Unlikely Allies Team Up For Tuna
Andy Revkin of The New York Times gave space in his Dot Earth blog this week for discussion on Atlantic bluefin tuna, just as the public comment period on a proposed rule on tuna fishing winds down (the deadline for comment is this Friday).
Revkin posted a “My Dot” column from Lee Crockett, U.S. Oceans director for The Pew Charitable Trusts. As Talking Fish has reported, Crockett is critical of some parts of what NOAA fisheries officials are proposing.

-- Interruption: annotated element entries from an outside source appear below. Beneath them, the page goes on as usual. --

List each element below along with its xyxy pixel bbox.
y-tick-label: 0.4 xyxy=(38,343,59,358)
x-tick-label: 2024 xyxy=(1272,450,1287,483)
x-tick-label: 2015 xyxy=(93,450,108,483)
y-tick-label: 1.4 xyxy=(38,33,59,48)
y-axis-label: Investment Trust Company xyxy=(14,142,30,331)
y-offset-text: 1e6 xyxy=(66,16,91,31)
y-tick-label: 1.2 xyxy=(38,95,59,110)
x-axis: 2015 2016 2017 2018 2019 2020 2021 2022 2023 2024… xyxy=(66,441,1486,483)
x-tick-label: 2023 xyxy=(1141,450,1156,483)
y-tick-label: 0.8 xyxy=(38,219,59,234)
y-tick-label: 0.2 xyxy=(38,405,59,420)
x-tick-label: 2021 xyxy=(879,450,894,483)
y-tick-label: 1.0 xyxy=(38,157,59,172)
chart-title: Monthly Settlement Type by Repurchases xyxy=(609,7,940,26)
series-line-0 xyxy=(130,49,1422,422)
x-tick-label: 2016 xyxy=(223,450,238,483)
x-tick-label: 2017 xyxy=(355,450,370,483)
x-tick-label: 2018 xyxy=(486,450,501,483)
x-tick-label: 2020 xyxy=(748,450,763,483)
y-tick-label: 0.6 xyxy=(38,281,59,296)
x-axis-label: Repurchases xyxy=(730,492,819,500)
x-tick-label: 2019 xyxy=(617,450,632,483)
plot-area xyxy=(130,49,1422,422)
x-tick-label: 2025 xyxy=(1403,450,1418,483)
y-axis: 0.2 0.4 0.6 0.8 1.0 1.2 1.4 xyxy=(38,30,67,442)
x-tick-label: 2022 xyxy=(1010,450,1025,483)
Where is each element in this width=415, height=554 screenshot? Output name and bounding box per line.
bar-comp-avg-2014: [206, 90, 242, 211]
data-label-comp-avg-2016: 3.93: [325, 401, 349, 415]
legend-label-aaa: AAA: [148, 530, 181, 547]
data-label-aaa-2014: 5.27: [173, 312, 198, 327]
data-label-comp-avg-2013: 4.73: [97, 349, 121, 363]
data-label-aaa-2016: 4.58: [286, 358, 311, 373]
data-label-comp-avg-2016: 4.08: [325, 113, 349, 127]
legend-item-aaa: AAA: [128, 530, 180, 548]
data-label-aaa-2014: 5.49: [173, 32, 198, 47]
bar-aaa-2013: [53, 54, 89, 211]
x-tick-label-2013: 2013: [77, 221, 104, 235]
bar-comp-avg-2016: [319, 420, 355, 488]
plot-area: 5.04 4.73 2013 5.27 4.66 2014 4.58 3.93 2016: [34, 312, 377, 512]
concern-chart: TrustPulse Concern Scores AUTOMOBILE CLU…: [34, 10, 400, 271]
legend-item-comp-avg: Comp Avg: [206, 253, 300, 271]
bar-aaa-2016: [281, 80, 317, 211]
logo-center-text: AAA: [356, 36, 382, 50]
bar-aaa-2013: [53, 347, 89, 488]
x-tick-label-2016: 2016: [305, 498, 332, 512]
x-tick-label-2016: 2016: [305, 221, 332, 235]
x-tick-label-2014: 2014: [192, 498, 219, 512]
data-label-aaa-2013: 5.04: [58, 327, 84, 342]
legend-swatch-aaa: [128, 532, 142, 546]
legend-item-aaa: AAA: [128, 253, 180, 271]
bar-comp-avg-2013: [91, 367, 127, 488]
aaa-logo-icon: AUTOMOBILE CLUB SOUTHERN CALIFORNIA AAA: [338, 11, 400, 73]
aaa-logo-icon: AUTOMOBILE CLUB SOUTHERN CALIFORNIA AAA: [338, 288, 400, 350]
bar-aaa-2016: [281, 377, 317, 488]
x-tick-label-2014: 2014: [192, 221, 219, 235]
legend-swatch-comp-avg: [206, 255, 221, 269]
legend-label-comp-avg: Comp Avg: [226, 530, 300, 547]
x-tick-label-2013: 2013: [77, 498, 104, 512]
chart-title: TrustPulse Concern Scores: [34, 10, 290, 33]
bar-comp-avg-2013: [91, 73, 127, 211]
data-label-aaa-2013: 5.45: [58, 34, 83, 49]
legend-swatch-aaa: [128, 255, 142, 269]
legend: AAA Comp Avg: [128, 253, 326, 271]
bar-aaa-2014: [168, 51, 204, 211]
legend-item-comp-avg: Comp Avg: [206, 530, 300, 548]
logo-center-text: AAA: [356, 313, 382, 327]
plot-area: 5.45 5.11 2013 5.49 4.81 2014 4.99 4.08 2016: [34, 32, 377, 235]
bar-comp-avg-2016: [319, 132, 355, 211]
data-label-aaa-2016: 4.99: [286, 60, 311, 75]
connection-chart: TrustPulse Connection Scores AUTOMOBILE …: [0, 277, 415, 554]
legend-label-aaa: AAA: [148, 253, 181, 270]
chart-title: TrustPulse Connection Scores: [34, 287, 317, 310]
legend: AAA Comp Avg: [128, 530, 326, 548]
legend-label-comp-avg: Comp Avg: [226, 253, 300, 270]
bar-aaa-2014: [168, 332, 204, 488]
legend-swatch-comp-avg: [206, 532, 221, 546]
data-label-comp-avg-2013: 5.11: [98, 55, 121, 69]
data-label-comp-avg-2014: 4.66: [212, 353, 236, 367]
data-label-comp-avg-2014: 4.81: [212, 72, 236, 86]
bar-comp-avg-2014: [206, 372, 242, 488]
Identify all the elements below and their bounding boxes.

“The most controversial part of the proposal is a large increase in the quota for the fishermen who use surface longlines,” Crockett wrote, when “their method of fishing has essentially been the problem.”

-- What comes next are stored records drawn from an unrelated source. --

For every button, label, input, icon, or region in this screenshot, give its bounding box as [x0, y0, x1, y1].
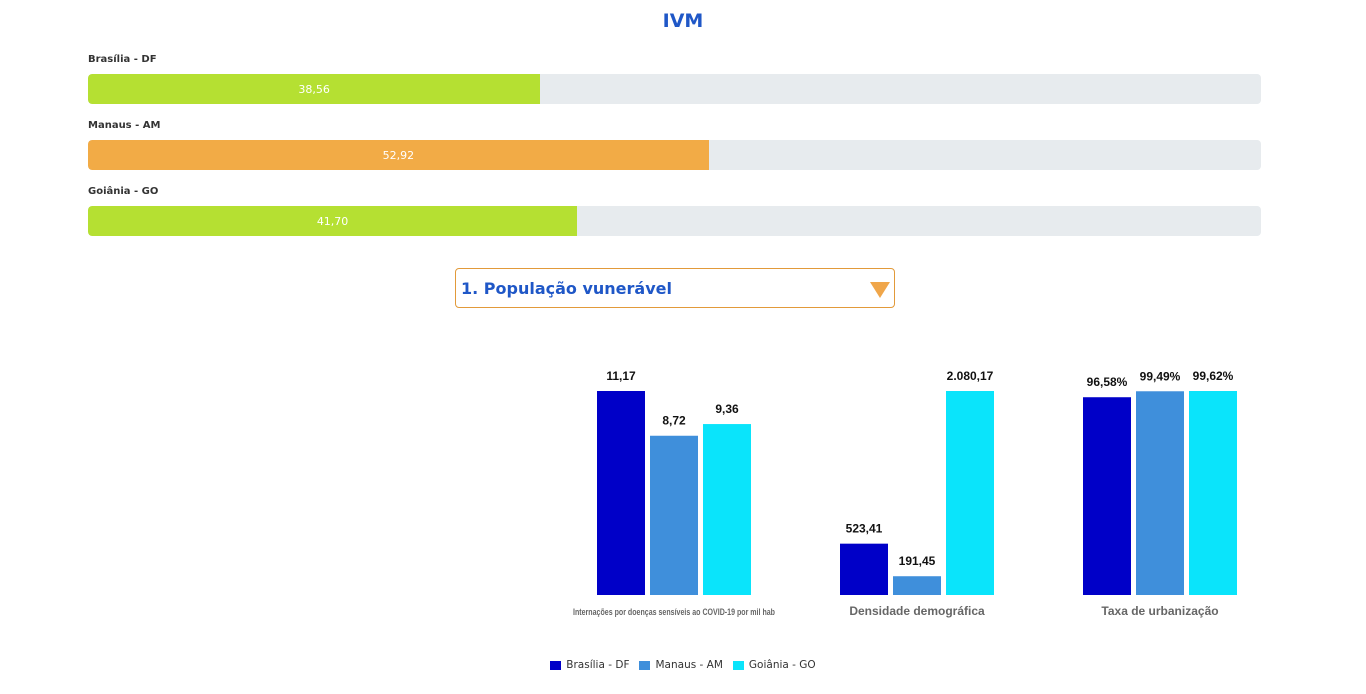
- legend-item: Brasília - DF: [550, 659, 629, 671]
- legend-label: Manaus - AM: [655, 659, 723, 671]
- legend-item: Goiânia - GO: [732, 659, 816, 671]
- chart-bar: [597, 391, 645, 595]
- chart-bar: [946, 391, 994, 595]
- bar-value-label: 11,17: [606, 369, 636, 383]
- category-dropdown[interactable]: 1. População vunerável: [455, 268, 895, 308]
- ivm-row: Manaus - AM 52,92: [88, 118, 1261, 170]
- category-label: Densidade demográfica: [849, 604, 985, 618]
- ivm-bar-fill: 52,92: [88, 140, 709, 170]
- category-label: Internações por doenças sensíveis ao COV…: [573, 607, 775, 618]
- ivm-city-label: Brasília - DF: [88, 54, 157, 65]
- bar-value-label: 96,58%: [1087, 375, 1128, 389]
- chart-legend: Brasília - DF Manaus - AM Goiânia - GO: [0, 659, 1366, 671]
- ivm-bar-fill: 38,56: [88, 74, 541, 104]
- chart-bar: [840, 543, 888, 595]
- bar-value-label: 99,49%: [1140, 369, 1181, 383]
- legend-swatch: [639, 660, 651, 670]
- ivm-bar-fill: 41,70: [88, 206, 578, 236]
- legend-label: Brasília - DF: [566, 659, 630, 671]
- ivm-row: Goiânia - GO 41,70: [88, 184, 1261, 236]
- ivm-bar-track: 38,56: [88, 74, 1261, 104]
- ivm-bar-track: 52,92: [88, 140, 1261, 170]
- bar-value-label: 191,45: [899, 554, 936, 568]
- bar-value-label: 2.080,17: [947, 369, 994, 383]
- chart-bar: [1189, 391, 1237, 595]
- bar-value-label: 9,36: [715, 402, 739, 416]
- ivm-city-label: Goiânia - GO: [88, 186, 159, 197]
- legend-label: Goiânia - GO: [748, 659, 816, 671]
- legend-item: Manaus - AM: [639, 659, 723, 671]
- chevron-down-icon[interactable]: [870, 282, 890, 298]
- bar-value-label: 523,41: [846, 522, 883, 536]
- bar-value-label: 99,62%: [1193, 369, 1234, 383]
- bar-value-label: 8,72: [662, 414, 686, 428]
- ivm-city-label: Manaus - AM: [88, 120, 161, 131]
- legend-swatch: [550, 660, 562, 670]
- ivm-bar-track: 41,70: [88, 206, 1261, 236]
- category-label: Taxa de urbanização: [1101, 604, 1218, 618]
- chart-bar: [893, 576, 941, 595]
- page-title: IVM: [662, 10, 704, 32]
- chart-bar: [1136, 391, 1184, 595]
- chart-bar: [703, 424, 751, 595]
- chart-bar: [650, 435, 698, 595]
- chart-bar: [1083, 397, 1131, 595]
- dropdown-selected-label: 1. População vunerável: [461, 278, 672, 298]
- legend-swatch: [732, 660, 744, 670]
- ivm-row: Brasília - DF 38,56: [88, 52, 1261, 104]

Surface longline vessels needlessly killed and discarded nearly a quarter of the United States’ entire bluefin quota in 2012, an estimated 239.5 metric tons of dead Atlantic bluefin tuna. NOAA’s proposal would give those fishermen more quota to make up for their waste.

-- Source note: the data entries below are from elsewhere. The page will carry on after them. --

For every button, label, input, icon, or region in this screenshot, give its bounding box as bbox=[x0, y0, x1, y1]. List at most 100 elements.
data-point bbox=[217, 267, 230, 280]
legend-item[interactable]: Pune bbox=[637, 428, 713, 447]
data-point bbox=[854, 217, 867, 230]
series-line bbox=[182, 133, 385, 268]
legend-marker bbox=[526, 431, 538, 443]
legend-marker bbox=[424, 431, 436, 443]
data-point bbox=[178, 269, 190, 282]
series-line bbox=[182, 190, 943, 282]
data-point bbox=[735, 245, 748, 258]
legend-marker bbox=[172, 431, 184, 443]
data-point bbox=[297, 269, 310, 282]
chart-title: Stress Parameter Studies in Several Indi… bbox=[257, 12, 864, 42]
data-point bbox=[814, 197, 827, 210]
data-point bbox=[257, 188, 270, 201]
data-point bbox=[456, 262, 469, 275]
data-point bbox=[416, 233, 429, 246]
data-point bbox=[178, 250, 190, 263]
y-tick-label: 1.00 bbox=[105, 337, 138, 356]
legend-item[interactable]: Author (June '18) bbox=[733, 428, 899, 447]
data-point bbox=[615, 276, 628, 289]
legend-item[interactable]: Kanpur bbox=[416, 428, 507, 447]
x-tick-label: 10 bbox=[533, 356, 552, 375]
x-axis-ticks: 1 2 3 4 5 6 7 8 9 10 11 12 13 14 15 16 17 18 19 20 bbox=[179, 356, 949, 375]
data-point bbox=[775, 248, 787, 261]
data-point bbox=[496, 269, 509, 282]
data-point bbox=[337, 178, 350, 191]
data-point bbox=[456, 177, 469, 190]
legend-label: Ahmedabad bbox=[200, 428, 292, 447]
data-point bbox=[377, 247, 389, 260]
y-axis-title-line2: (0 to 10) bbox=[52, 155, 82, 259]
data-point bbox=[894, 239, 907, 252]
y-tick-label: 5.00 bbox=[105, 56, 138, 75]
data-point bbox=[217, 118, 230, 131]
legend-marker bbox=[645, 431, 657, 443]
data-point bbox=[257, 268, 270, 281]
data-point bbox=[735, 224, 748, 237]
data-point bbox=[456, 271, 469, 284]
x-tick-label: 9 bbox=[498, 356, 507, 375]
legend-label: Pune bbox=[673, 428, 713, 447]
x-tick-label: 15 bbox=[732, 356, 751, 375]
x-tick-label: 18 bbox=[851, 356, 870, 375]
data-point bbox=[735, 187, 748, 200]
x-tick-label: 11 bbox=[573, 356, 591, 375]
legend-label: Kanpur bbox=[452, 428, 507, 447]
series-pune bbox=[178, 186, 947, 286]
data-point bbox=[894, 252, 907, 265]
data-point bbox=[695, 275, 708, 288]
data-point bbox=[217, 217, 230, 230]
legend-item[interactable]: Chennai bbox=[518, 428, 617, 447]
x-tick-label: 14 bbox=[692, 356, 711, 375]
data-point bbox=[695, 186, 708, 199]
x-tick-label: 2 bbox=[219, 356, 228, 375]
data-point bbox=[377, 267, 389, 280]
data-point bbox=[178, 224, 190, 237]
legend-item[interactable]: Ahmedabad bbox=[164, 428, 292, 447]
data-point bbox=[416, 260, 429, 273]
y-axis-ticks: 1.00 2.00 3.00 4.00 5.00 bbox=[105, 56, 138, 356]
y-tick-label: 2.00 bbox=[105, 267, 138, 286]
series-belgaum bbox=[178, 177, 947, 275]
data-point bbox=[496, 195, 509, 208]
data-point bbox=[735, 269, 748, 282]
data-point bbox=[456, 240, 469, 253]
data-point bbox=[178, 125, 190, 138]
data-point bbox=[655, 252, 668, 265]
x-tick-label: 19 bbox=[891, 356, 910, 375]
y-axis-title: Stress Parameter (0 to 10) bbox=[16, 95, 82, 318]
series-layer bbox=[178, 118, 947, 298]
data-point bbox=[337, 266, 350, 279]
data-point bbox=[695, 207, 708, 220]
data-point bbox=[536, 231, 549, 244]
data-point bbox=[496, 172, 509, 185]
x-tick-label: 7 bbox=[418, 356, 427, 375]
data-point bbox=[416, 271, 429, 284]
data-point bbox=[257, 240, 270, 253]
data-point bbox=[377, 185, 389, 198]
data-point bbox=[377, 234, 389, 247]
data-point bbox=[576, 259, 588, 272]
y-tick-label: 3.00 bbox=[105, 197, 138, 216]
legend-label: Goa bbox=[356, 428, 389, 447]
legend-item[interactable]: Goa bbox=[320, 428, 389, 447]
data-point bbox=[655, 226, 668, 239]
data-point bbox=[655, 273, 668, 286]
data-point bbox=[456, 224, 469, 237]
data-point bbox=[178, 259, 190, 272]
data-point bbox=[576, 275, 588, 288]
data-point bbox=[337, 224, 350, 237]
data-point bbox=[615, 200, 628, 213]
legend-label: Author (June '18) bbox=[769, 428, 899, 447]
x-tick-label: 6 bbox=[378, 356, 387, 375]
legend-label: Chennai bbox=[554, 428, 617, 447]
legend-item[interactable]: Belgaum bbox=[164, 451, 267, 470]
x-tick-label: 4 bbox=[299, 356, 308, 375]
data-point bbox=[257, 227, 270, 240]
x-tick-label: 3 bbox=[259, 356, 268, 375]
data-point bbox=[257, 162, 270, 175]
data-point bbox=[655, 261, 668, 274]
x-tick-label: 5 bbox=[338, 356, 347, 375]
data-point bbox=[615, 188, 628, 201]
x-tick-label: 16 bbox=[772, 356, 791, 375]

As Crockett pointed out, that effectively denies those fish to the bluefin tuna fishermen who use more selective gear—many of them here in New England, where rod and reel or harpoons are the preferred gear.
“In short, NOAA’s solution to the incidental catch of bluefin tuna by surface longline fishermen is to allow them a larger share of the quota,” Crockett wrote. “That’s not conservation, that’s a giveaway.”
The comments from Dot Earth readers showed that Pew has some unlikely allies on this issue. David Schalit, a bluefin fisherman from New York, wrote that he and others in the industry rarely see eye-to-eye with Pew. “You might say that, in the past, we were arch enemies,” Schalit wrote. But now, he said, they have “achieved an historic alliance.”
“Much to our surprise we have found that we are in complete agreement as to how this problem should be solved,” Schalit wrote. “I hope that we can continue this excellent work in the future.”